The former ambassador expressed his dissent in letters and diplomatic cables to officials, including Secretary of Defense Jim Mattis, then-Secretary of State Rex Tillerson and then-national security adviser H.R. McMaster.
Osius slow-rolled the deportations, as he feared that placing political primacy on this issue would thwart the potential success of Trump’s planned visit to Vietnam. In late October 2017, about two weeks before Trump was to arrive in Vietnam, the State Department ordered Osius to not only vacate his post as ambassador but to leave the country entirely. The State Department gave Osius, his husband and their two young children six days to decamp from the country.
Osius was nearing the end of his three-year term as ambassador, but he says his exit from Vietnam diverged from State Department protocol.
“The Bureau of East Asian and Pacific Affairs instructed me ― on very short notice ― to depart from Hanoi six days prior to President Trump’s arrival, an instruction that shocked the government of Vietnam and my own staff,” Osius told HuffPost. “But State can with some justification make the case that I was not ‘removed.’ Instead, without consulting me, the Bureau of East Asian and Pacific Affairs sent a one-way ticket for my family and me and instructed us to depart no later than Saturday, November 4, 2017.”

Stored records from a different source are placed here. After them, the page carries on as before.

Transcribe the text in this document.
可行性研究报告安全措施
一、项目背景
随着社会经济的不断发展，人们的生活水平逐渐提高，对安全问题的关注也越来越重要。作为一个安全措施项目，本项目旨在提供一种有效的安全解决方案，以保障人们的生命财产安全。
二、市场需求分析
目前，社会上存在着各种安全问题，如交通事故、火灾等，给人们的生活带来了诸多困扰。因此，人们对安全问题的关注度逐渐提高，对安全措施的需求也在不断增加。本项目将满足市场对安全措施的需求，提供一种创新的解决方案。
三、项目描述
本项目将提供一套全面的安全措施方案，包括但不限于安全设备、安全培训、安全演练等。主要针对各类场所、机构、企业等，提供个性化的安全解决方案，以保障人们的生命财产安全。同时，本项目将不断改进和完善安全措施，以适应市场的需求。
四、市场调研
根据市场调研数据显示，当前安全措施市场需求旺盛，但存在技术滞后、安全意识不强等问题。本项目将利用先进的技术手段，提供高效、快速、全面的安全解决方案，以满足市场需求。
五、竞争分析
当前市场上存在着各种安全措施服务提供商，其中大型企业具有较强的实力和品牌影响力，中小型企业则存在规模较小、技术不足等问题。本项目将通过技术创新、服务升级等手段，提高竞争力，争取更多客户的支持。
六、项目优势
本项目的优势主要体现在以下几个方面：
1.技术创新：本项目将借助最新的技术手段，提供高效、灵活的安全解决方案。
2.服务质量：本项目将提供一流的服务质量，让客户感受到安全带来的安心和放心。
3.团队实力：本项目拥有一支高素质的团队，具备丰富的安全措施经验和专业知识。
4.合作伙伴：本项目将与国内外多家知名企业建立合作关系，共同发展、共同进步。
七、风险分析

Osius maintains that his hasty forced departure was likely a consequence of his opposition to the Trump administration.
“I think it was [related],” he said. “State didn’t give me a reason, except that I had to depart Hanoi quickly and that the new ambassador was on his way.”
The new ambassador, Daniel Kritenbrink, also a career diplomat, arrived in Vietnam on Nov. 4, 2017 – the same day Osius departed. Trump touched down in Da Nang six days later.
“The administration wanted an ambassador appointed by Trump in place, rather than one who had opposed him on this issue of deportations,” Osius said.
Raj Shah, White House deputy press secretary, did not respond to numerous requests for comment regarding Osius’ departure.
“As a private citizen, former Ambassador Osius is entitled to his views,” a spokesman for the U.S. embassy in Hanoi wrote HuffPost in an email.